Estas cifras representan promedios globales y varían según el país. En naciones de altos ingresos como Estados Unidos, el consumo es mayor en general. Allí, el consumo anual per cápita de animales terrestres de granja es de 24, solo un 20% más que el consumo de perros.
Los alimentos tradicionales para mascotas basados en carne tienen, por tanto, un impacto significativo tanto en el medio ambiente como en el bienestar animal. Sin embargo, las alternativas basadas en plantas, proteínas microbianas y carne cultivada están cada vez más disponibles. Los alimentos totalmente vegetales o veganos para mascotas ya pueden adquirirse fácilmente en tiendas en línea en muchos países.
A principios de 2026, 14 estudios y una revisión sistemática habían informado de buenos resultados de salud en perros o gatos alimentados con este tipo de dietas. Sin embargo, los fabricantes responsables deben producir dietas para mascotas totalmente suplementadas para asegurar que contengan todos los nutrientes necesarios.

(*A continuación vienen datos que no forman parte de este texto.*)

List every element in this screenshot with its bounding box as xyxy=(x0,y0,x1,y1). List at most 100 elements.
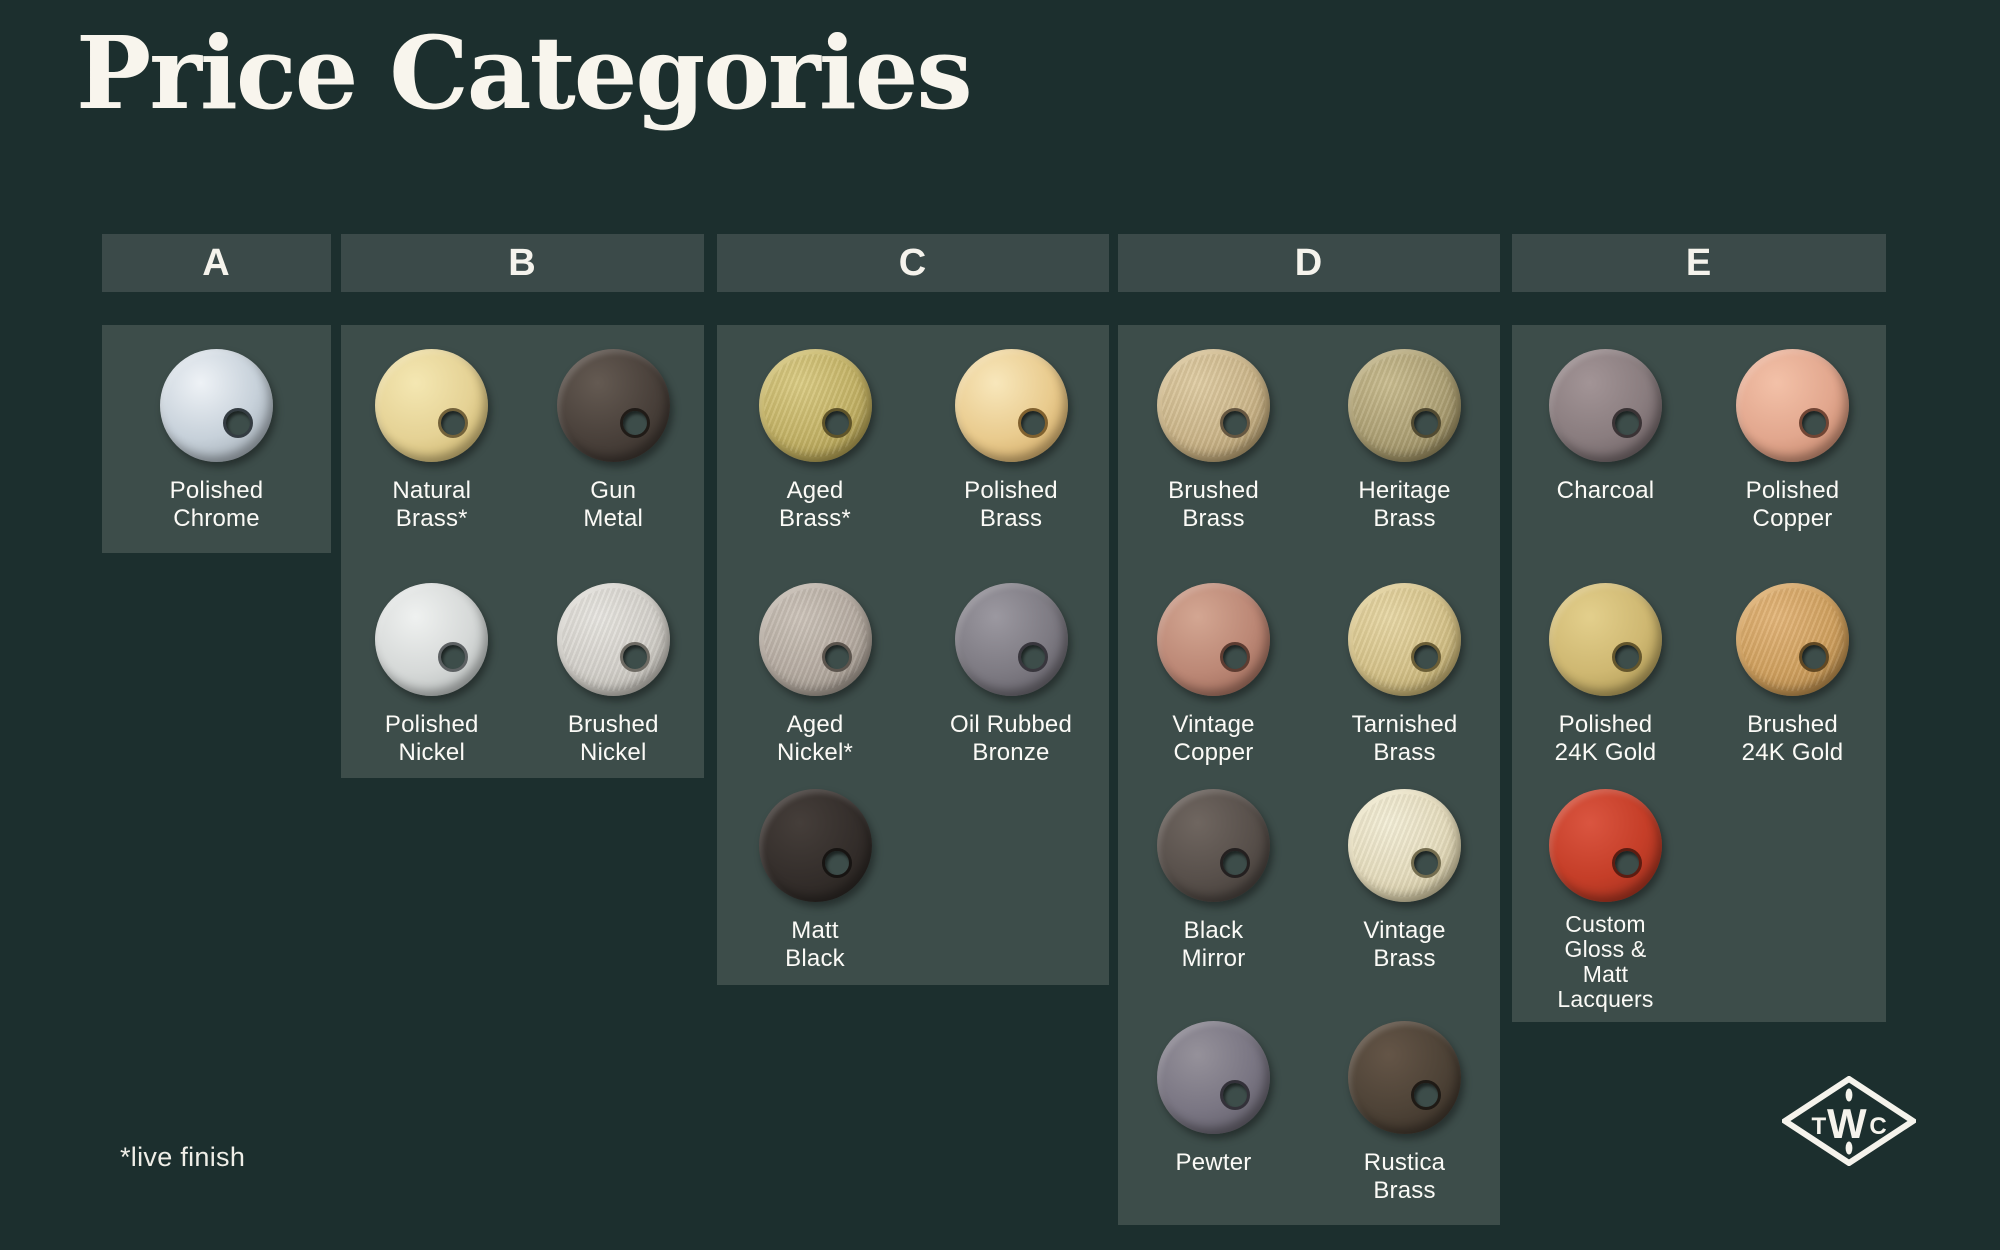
swatch-label-line: Copper xyxy=(1746,505,1840,533)
swatch-label-line: Vintage xyxy=(1172,711,1254,739)
swatch-hole-polished-24k-gold xyxy=(1612,642,1642,672)
category-letter-c: C xyxy=(899,242,927,285)
finish-swatch-charcoal xyxy=(1549,349,1662,462)
swatch-hole-polished-nickel xyxy=(438,642,468,672)
price-categories-poster: Price Categories APolishedChromeBNatural… xyxy=(0,0,2000,1250)
finish-swatch-brushed-24k-gold xyxy=(1736,583,1849,696)
swatch-label-line: Aged xyxy=(777,711,853,739)
finish-swatch-tarnished-brass xyxy=(1348,583,1461,696)
swatch-label-line: Polished xyxy=(1746,477,1840,505)
swatch-label-line: Aged xyxy=(779,477,851,505)
swatch-label-polished-copper: PolishedCopper xyxy=(1746,477,1840,533)
swatch-label-line: Brass xyxy=(1363,945,1445,973)
swatch-label-line: Copper xyxy=(1172,739,1254,767)
swatch-label-charcoal: Charcoal xyxy=(1557,477,1655,505)
swatch-label-line: Matt xyxy=(785,917,845,945)
swatch-hole-polished-brass xyxy=(1018,408,1048,438)
swatch-label-line: Heritage xyxy=(1358,477,1450,505)
swatch-label-line: 24K Gold xyxy=(1742,739,1844,767)
swatch-label-matt-black: MattBlack xyxy=(785,917,845,973)
finish-swatch-vintage-brass xyxy=(1348,789,1461,902)
swatch-cell-oil-rubbed-bronze: Oil RubbedBronze xyxy=(913,583,1109,767)
swatch-hole-black-mirror xyxy=(1220,848,1250,878)
swatch-cell-vintage-copper: VintageCopper xyxy=(1118,583,1309,767)
swatch-hole-oil-rubbed-bronze xyxy=(1018,642,1048,672)
swatch-label-aged-brass: AgedBrass* xyxy=(779,477,851,533)
swatch-hole-vintage-brass xyxy=(1411,848,1441,878)
swatch-label-brushed-brass: BrushedBrass xyxy=(1168,477,1259,533)
swatch-hole-aged-nickel xyxy=(822,642,852,672)
swatch-hole-custom-gloss-matt-lacquers xyxy=(1612,848,1642,878)
swatch-label-line: Brass xyxy=(1364,1177,1445,1205)
finish-swatch-brushed-brass xyxy=(1157,349,1270,462)
swatch-hole-rustica-brass xyxy=(1411,1080,1441,1110)
swatch-label-line: Brushed xyxy=(1742,711,1844,739)
swatch-label-line: Chrome xyxy=(170,505,264,533)
swatch-hole-brushed-brass xyxy=(1220,408,1250,438)
swatch-label-line: Brass* xyxy=(779,505,851,533)
swatch-label-line: Brass xyxy=(1352,739,1458,767)
swatch-cell-polished-chrome: PolishedChrome xyxy=(102,349,331,533)
swatch-hole-natural-brass xyxy=(438,408,468,438)
swatch-label-oil-rubbed-bronze: Oil RubbedBronze xyxy=(950,711,1072,767)
swatch-label-line: Tarnished xyxy=(1352,711,1458,739)
category-header-c: C xyxy=(717,234,1109,292)
swatch-cell-matt-black: MattBlack xyxy=(717,789,913,973)
finish-swatch-polished-24k-gold xyxy=(1549,583,1662,696)
swatch-cell-charcoal: Charcoal xyxy=(1512,349,1699,505)
swatch-label-line: Custom xyxy=(1557,912,1653,937)
swatch-label-natural-brass: NaturalBrass* xyxy=(392,477,471,533)
swatch-label-line: Black xyxy=(785,945,845,973)
category-panel-d: BrushedBrassHeritageBrassVintageCopperTa… xyxy=(1118,325,1500,1225)
finish-swatch-polished-brass xyxy=(955,349,1068,462)
category-panel-a: PolishedChrome xyxy=(102,325,331,553)
swatch-label-line: Polished xyxy=(385,711,479,739)
finish-swatch-vintage-copper xyxy=(1157,583,1270,696)
finish-swatch-polished-nickel xyxy=(375,583,488,696)
swatch-label-line: Brass* xyxy=(392,505,471,533)
swatch-label-line: Oil Rubbed xyxy=(950,711,1072,739)
category-header-d: D xyxy=(1118,234,1500,292)
finish-swatch-custom-gloss-matt-lacquers xyxy=(1549,789,1662,902)
swatch-cell-custom-gloss-matt-lacquers: CustomGloss &MattLacquers xyxy=(1512,789,1699,1012)
finish-swatch-polished-chrome xyxy=(160,349,273,462)
swatch-label-line: Pewter xyxy=(1176,1149,1252,1177)
swatch-label-line: Brushed xyxy=(1168,477,1259,505)
category-panel-e: CharcoalPolishedCopperPolished24K GoldBr… xyxy=(1512,325,1886,1022)
category-letter-e: E xyxy=(1686,242,1712,285)
swatch-label-line: Polished xyxy=(170,477,264,505)
swatch-cell-aged-nickel: AgedNickel* xyxy=(717,583,913,767)
swatch-hole-matt-black xyxy=(822,848,852,878)
swatch-label-line: Mirror xyxy=(1182,945,1246,973)
category-letter-a: A xyxy=(202,242,230,285)
swatch-hole-aged-brass xyxy=(822,408,852,438)
swatch-hole-tarnished-brass xyxy=(1411,642,1441,672)
finish-swatch-aged-nickel xyxy=(759,583,872,696)
category-panel-b: NaturalBrass*GunMetalPolishedNickelBrush… xyxy=(341,325,704,778)
swatch-label-polished-24k-gold: Polished24K Gold xyxy=(1555,711,1657,767)
finish-swatch-pewter xyxy=(1157,1021,1270,1134)
swatch-hole-pewter xyxy=(1220,1080,1250,1110)
swatch-label-line: Bronze xyxy=(950,739,1072,767)
swatch-label-line: Natural xyxy=(392,477,471,505)
swatch-cell-aged-brass: AgedBrass* xyxy=(717,349,913,533)
category-panel-c: AgedBrass*PolishedBrassAgedNickel*Oil Ru… xyxy=(717,325,1109,985)
swatch-hole-heritage-brass xyxy=(1411,408,1441,438)
swatch-label-gun-metal: GunMetal xyxy=(583,477,643,533)
category-header-b: B xyxy=(341,234,704,292)
swatch-label-line: Nickel xyxy=(385,739,479,767)
finish-swatch-heritage-brass xyxy=(1348,349,1461,462)
swatch-cell-brushed-24k-gold: Brushed24K Gold xyxy=(1699,583,1886,767)
swatch-label-line: Polished xyxy=(964,477,1058,505)
swatch-label-vintage-copper: VintageCopper xyxy=(1172,711,1254,767)
swatch-cell-tarnished-brass: TarnishedBrass xyxy=(1309,583,1500,767)
swatch-cell-polished-nickel: PolishedNickel xyxy=(341,583,523,767)
swatch-hole-gun-metal xyxy=(620,408,650,438)
swatch-cell-polished-24k-gold: Polished24K Gold xyxy=(1512,583,1699,767)
swatch-hole-brushed-nickel xyxy=(620,642,650,672)
swatch-cell-brushed-nickel: BrushedNickel xyxy=(523,583,705,767)
finish-swatch-matt-black xyxy=(759,789,872,902)
swatch-hole-brushed-24k-gold xyxy=(1799,642,1829,672)
swatch-label-heritage-brass: HeritageBrass xyxy=(1358,477,1450,533)
swatch-label-line: Black xyxy=(1182,917,1246,945)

Los beneficios potenciales son considerables. Si todos los perros domésticos adoptaran dietas veganas nutricionalmente adecuadas, se podrían evitar cada año el sacrificio de seis mil millones de animales terrestres. El ahorro en emisiones de gases de efecto invernadero equivaldría a 1,5 veces las emisiones anuales del Reino Unido, y la energía alimentaria conservada podría alimentar a 450 millones de personas, la población de la Unión Europea, según datos de 2018. Dado que la población canina crece más rápido que la humana, estos beneficios potenciales son aún mayores en la actualidad.
Tras analizar encuestas de miles de cuidadores de mascotas, Knight estimó que al menos 150 millones de perros y gatos podrían pasarse de forma realista a dietas veganas nutricionalmente adecuadas. No obstante, advirtió que las cifras reales probablemente sean mayores, ya que el análisis asumió solo una mascota por hogar.
El estudio examinó las dietas sostenibles para mascotas bajo los principios del altruismo eficaz, que prioriza problemas por magnitud, desatención y solucionabilidad para maximizar el impacto positivo. El análisis evidenció una importante falta de atención a este campo, reflejada en la escasez de investigadores dedicados (solo dos a tiempo completo a nivel mundial, excluyendo la industria) y la mínima inversión de recursos (menos del 1%) por parte del movimiento de defensa de los animales de granja.
Knight concluyó que las dietas vegetales para mascotas son una forma efectiva y subestimada de disminuir el uso de animales de granja, fortalecer la seguridad alimentaria y mitigar los problemas climáticos y de biodiversidad. Además, instó a defensores del medio ambiente y animales a ampliar su enfoque más allá de la alimentación humana.